MD5 Year
Yang-Yang F., M1/2
A great irony of the medical school application process is that at applicant pizza parties, it is the current students who are most heavily scrutinized. That is, of course, after you differentiate who among the sea of twenty-somethings are the current students and who are the applicants. From here, the small talk commences, until you, the applicant, pull out the hard-hitting questions you spent the entire flight into Lambert crafting. Do you need a car? Is St. Louis safe? What’s the deal with the curriculum? I, the current student, deftly parry your concerns with witty yet thorough responses, until finally, you deliver the coup-de-grace: Why should I choose WashU?

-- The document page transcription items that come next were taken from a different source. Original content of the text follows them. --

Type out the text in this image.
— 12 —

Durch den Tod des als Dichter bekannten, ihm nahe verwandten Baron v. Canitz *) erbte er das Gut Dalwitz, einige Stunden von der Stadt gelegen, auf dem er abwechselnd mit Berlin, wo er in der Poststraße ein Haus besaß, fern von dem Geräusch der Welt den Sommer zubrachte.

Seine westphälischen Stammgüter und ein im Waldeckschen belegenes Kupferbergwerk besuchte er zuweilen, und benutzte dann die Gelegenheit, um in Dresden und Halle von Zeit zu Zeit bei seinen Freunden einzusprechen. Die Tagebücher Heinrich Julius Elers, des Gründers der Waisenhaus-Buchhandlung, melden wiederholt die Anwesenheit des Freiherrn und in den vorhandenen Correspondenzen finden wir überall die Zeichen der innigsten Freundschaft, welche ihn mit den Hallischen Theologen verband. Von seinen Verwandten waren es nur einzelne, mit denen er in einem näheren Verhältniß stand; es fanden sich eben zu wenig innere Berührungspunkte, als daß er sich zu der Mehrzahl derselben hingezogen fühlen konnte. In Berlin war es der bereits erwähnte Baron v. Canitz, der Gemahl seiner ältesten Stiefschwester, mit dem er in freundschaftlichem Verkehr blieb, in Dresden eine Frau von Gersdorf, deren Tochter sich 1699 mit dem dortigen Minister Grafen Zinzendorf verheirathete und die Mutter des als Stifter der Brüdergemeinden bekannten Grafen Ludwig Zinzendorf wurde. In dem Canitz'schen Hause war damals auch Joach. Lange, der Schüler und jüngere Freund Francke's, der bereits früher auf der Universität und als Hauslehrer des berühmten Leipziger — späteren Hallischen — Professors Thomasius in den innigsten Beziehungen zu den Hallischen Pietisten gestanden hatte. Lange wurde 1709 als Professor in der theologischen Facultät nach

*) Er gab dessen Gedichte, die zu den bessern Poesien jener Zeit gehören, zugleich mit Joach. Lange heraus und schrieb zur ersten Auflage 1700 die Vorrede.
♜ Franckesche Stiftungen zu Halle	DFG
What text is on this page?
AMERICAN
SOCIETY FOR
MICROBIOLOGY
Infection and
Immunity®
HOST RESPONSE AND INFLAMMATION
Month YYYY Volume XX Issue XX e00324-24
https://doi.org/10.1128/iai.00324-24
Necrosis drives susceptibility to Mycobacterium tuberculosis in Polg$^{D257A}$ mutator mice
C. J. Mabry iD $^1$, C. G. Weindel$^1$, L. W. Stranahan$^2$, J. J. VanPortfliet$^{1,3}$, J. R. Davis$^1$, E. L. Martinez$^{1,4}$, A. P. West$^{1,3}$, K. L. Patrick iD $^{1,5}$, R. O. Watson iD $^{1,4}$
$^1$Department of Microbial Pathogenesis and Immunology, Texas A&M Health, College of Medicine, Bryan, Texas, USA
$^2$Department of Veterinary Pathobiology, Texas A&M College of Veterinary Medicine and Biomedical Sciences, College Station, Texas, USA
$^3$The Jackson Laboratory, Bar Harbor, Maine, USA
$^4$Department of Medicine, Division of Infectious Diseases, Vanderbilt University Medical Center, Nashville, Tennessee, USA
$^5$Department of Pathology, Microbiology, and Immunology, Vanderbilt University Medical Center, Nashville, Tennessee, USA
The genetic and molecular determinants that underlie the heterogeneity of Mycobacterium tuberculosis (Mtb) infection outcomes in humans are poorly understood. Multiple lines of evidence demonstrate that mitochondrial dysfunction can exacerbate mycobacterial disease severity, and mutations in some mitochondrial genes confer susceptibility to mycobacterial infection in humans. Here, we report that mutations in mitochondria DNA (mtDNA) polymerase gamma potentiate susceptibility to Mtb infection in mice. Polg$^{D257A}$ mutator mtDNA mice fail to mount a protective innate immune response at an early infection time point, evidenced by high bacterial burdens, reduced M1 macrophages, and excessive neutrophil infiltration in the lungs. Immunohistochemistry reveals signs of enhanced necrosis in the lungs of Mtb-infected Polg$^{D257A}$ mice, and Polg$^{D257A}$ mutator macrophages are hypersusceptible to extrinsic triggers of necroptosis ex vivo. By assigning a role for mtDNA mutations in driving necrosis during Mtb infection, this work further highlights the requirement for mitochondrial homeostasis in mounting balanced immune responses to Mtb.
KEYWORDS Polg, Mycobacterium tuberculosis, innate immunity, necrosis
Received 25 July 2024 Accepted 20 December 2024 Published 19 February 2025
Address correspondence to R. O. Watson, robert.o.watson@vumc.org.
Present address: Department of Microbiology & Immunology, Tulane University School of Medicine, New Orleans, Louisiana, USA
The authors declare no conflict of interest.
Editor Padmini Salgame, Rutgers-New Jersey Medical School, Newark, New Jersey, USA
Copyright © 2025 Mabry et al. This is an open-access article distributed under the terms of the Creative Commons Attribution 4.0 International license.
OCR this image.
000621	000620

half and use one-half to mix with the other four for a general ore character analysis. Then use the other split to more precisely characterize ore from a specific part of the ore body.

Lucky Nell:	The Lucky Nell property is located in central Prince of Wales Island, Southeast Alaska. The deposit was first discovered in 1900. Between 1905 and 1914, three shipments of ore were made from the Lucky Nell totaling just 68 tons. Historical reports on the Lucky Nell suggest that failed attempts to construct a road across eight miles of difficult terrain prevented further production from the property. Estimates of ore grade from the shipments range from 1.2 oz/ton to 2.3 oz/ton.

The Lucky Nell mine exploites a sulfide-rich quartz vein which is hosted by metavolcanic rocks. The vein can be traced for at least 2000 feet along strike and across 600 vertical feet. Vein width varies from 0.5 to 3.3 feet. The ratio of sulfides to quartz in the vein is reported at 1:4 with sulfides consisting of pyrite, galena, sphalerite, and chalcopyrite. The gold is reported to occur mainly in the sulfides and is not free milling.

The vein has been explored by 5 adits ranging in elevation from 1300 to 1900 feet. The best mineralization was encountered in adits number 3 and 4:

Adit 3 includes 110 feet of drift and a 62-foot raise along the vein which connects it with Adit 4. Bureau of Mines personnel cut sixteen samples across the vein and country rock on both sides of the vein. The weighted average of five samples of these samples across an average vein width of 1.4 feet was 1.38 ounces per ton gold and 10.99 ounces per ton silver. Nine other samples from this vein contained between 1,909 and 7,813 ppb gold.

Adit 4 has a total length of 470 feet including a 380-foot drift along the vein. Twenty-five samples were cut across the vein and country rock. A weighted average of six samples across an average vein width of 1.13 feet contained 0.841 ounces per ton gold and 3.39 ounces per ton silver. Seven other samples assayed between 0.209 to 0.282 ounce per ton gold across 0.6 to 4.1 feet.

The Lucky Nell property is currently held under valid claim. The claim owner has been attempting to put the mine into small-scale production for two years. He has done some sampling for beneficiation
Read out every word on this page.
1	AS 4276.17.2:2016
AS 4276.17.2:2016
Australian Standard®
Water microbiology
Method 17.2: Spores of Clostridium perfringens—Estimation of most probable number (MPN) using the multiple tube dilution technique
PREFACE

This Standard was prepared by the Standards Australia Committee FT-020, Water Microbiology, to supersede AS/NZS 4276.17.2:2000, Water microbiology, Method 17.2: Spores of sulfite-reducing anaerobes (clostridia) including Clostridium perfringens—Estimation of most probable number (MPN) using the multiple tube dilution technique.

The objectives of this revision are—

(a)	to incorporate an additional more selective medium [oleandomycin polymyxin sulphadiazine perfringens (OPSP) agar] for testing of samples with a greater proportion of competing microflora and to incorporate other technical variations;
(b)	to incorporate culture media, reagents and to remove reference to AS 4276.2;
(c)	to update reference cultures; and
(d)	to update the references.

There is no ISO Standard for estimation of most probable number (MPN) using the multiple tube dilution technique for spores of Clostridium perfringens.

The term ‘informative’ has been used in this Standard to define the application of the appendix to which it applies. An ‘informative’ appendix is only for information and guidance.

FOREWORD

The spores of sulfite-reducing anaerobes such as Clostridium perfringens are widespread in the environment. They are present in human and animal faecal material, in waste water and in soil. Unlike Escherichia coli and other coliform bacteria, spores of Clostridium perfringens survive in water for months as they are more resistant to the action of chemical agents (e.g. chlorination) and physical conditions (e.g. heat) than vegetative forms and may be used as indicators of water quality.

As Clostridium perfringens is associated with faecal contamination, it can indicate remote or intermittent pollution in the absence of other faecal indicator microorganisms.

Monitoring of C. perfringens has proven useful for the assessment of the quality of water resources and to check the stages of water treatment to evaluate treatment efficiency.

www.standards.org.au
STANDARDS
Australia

When asked this question during my first semester here, I would skirt around the fact that, well — it is WASHU — by throwing out platitudes about the collaborative environment, the diverse patient population, the research opportunities. But last November, I made the crazy decision to take an MD5 year after only one semester. The MD5 year is a year-long, non-degree conferring, research program designed to give medical students the opportunity to take a step back from medical school and do research, for whatever reason. Many invoke the MD5 between third year and fourth year, in order to pad their residency applications with field-pertinent publications for competitive specialties (read: orthopedic surgery), but there are myriad reasons why one may choose to pursue a research year. Personally, having proceeded directly from college to medical school, I felt I needed time to explore my burgeoning interest in research and more broadly, reflect on my goals as a person and professional.
This past year has been one of the most fulfilling and productive periods of my life. As I prepare to re-enter M1 classes, I feel a renewed and augmented sense of wonder and excitement for the field of medicine as well as profound gratitude for the opportunity to have left medical school behind for a year to pursue research, with no fear of administrative consequences. Perhaps most importantly, however, is that I now have an engaging and genuine answer to your dastardly pizza party question. Choose WashU not only because of the collegial faculty and students, the boundless resources, and the unmatched quality of its biomedical research, but because of the respect WashU has for you, the medical student, in choosing your own path to becoming the best doctor you can possibly be.